The meaning of true for arch_faults_on_old_pte() is "this arch doesn't have the hardware
setting access flag way, it might cause page fault on an old pte"
I don't want to change other architectures' default behavior here. So by default,
arch_faults_on_old_pte() is false.

...and my complaint is that this is the majority of supported architectures,
so you're fixing something for arm64 which also affects arm, powerpc,
alpha, mips, riscv, ...

Chances are, they won't even realise they need to implement
arch_faults_on_old_pte() until somebody runs into the double fault and
wastes lots of time debugging it before they spot your patch.

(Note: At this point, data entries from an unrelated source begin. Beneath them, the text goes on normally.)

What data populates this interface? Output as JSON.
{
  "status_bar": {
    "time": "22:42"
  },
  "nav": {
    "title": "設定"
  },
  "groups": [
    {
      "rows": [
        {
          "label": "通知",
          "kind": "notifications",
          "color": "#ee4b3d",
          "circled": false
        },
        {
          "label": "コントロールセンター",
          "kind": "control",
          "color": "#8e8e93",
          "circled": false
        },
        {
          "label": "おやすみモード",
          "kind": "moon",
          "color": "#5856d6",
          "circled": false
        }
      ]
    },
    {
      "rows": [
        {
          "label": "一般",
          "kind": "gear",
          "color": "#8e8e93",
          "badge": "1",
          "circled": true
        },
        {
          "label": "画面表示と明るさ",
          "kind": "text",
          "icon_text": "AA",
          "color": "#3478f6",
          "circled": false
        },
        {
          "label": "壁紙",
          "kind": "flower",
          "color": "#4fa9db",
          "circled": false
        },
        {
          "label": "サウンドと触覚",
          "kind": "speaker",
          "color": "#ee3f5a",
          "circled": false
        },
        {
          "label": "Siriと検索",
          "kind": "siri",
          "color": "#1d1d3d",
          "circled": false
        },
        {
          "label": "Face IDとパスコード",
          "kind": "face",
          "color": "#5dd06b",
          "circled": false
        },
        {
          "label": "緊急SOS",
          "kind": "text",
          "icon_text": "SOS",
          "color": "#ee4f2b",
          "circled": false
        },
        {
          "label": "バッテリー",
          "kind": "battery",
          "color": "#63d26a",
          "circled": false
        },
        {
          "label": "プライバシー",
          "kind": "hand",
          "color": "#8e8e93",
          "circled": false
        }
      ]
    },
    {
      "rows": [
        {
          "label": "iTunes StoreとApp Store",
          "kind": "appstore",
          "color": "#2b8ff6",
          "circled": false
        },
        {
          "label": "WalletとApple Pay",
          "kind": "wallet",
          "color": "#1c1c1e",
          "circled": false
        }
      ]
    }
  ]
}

If I understand the semantics correctly, we should have this set to true. I don't have any context here, but we've got

/*
* The kernel assumes that TLBs don't cache invalid
* entries, but in RISC-V, SFENCE.VMA specifies an
* ordering constraint, not a cache flush; it is
* necessary even after writing invalid entries.
*/
local_flush_tlb_page(addr);

in do_page_fault().

Btw, currently I only observed this double pagefault on arm64's guest
(host is ThunderX2). On X86 guest (host is Intel(R) Core(TM) i7-4790 CPU
@ 3.60GHz ), there is no such double pagefault. It has the similar setting
access flag way by hardware.

Right, and that's why I'm not concerned about x86 for this problem.

Will